In contrast, Newcastle Agri Terminal and Port Kembla have significant excess export capacity. There is therefore no need for a process to allocate oversubscribed capacity.

Viterra’s proposal

The ACCC acknowledges the merit in a LTA system, such as:

  • allowing exporters to plan their export programs with certainty of access;
  • removing the cost of auction premiums so value is paid for the access;
  • exporters having the ability to transfer and trade slots; and
  • removing the risk of auctions.

The ACCC is concerned that under the proposal:

  • the largest exporters could lock-in a market structure effectively reducing the ability for other exporters to grow or enter the market;
  • short term capacity would not be accessible by exporters; and
  • Glencore would be favoured, resulting in reduced competition.

What’s next?

Assuming that the ACCC’s final determination is consistent with its draft decision regarding Port Kembla and the Newcastle Agri Terminal, Qube, GrainCorp, Newcastle Agri Terminal and Quattro will operate exempt from the application of the Code. The ACCC will monitor the business activities at these terminals into the future to ensure its expectations of increased competition are met.

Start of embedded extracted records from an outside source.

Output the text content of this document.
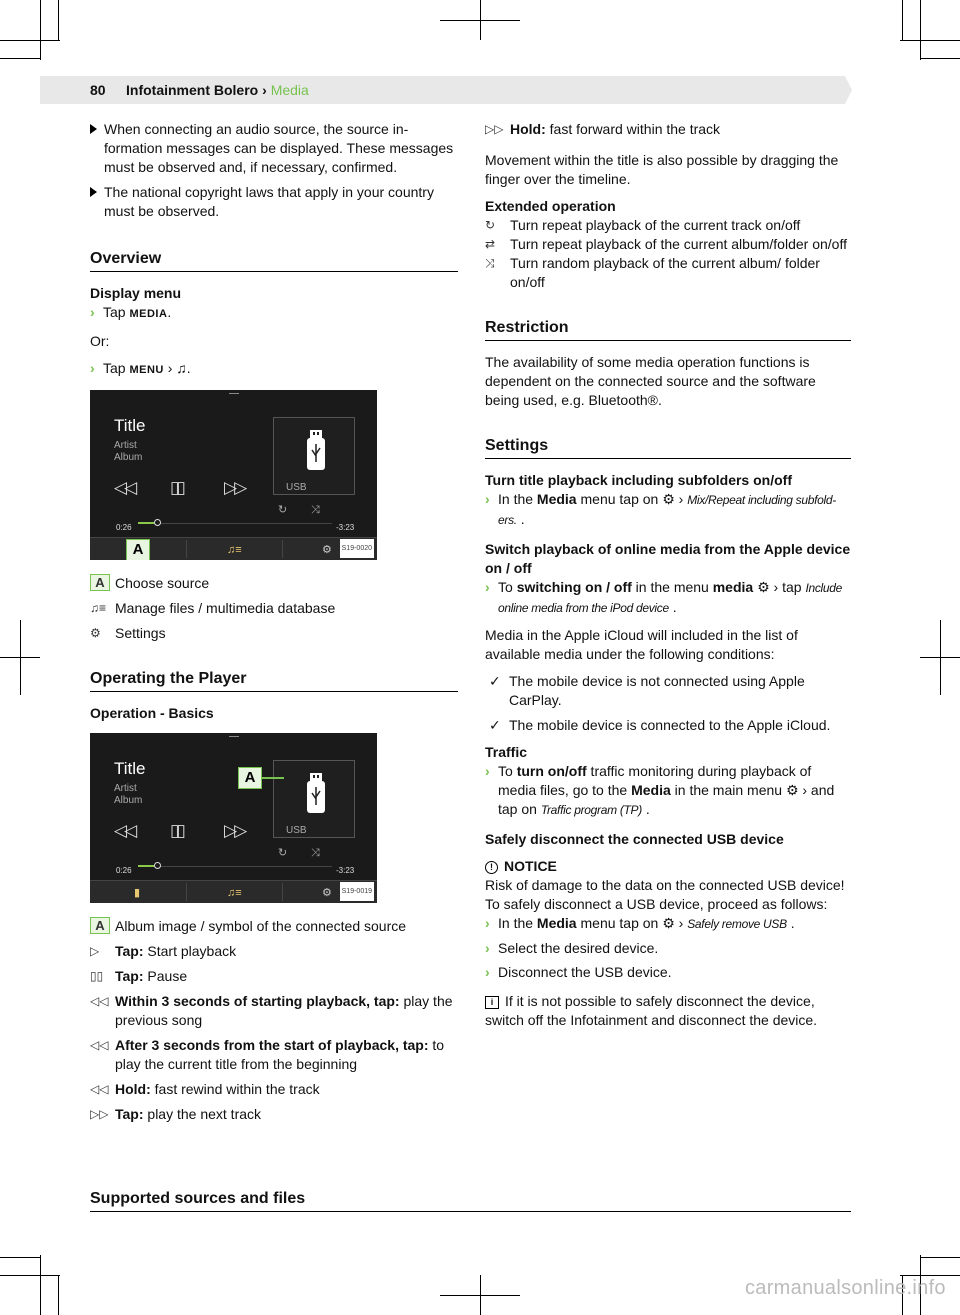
80 Infotainment Bolero › Media
When connecting an audio source, the source information messages can be displayed. These messages must be observed and, if necessary, confirmed.
The national copyright laws that apply in your country must be observed.
Overview
Display menu
› Tap MEDIA.

Or:

› Tap MENU › ♫.
Title
Artist
Album
◁◁ ▯▯ ▷▷	USB
↻ ⤨
0:26	-3:23
♫≡	⚙
A	S19-0020
A Choose source
♫≡ Manage files / multimedia database
⚙	Settings
Operating the Player
Operation - Basics
Title
Artist
Album
◁◁ ▯▯ ▷▷	USB
A
↻ ⤨
0:26	-3:23
▮	♫≡	⚙ S19-0019
A Album image / symbol of the connected source
▷	Tap: Start playback
▯▯ Tap: Pause
◁◁ Within 3 seconds of starting playback, tap: play the previous song
◁◁ After 3 seconds from the start of playback, tap: to play the current title from the beginning
◁◁ Hold: fast rewind within the track
▷▷ Tap: play the next track
▷▷ Hold: fast forward within the track

Movement within the title is also possible by dragging the finger over the timeline.

Extended operation
↻	Turn repeat playback of the current track on/off
⇄	Turn repeat playback of the current album/folder on/off
⤨	Turn random playback of the current album/ folder on/off
Restriction

The availability of some media operation functions is dependent on the connected source and the software being used, e.g. Bluetooth®.

Settings
Turn title playback including subfolders on/off
› In the Media menu tap on ⚙ › Mix/Repeat including subfolders. .
Switch playback of online media from the Apple device on / off
› To switching on / off in the menu media ⚙ › tap Include online media from the iPod device .

Media in the Apple iCloud will included in the list of available media under the following conditions:

✓ The mobile device is not connected using Apple CarPlay.
✓ The mobile device is connected to the Apple iCloud.
Traffic
› To turn on/off traffic monitoring during playback of media files, go to the Media in the main menu ⚙ › and tap on Traffic program (TP) .
Safely disconnect the connected USB device
! NOTICE
Risk of damage to the data on the connected USB device!
To safely disconnect a USB device, proceed as follows:
› In the Media menu tap on ⚙ › Safely remove USB .
› Select the desired device.
› Disconnect the USB device.

i If it is not possible to safely disconnect the device, switch off the Infotainment and disconnect the device.

Supported sources and files
carmanualsonline.info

Whatever stakeholder submissions were made by the end of July, it is unlikely that the ACCC’s final decision will differ substantially from the draft. Therefore, oversubscribed capacity at SA ports will be allocated by auction this year. The LTAs are the logical approach going forward; the question is how long it will take for Viterra to put together a structure that satisfies the ACCC’s concerns?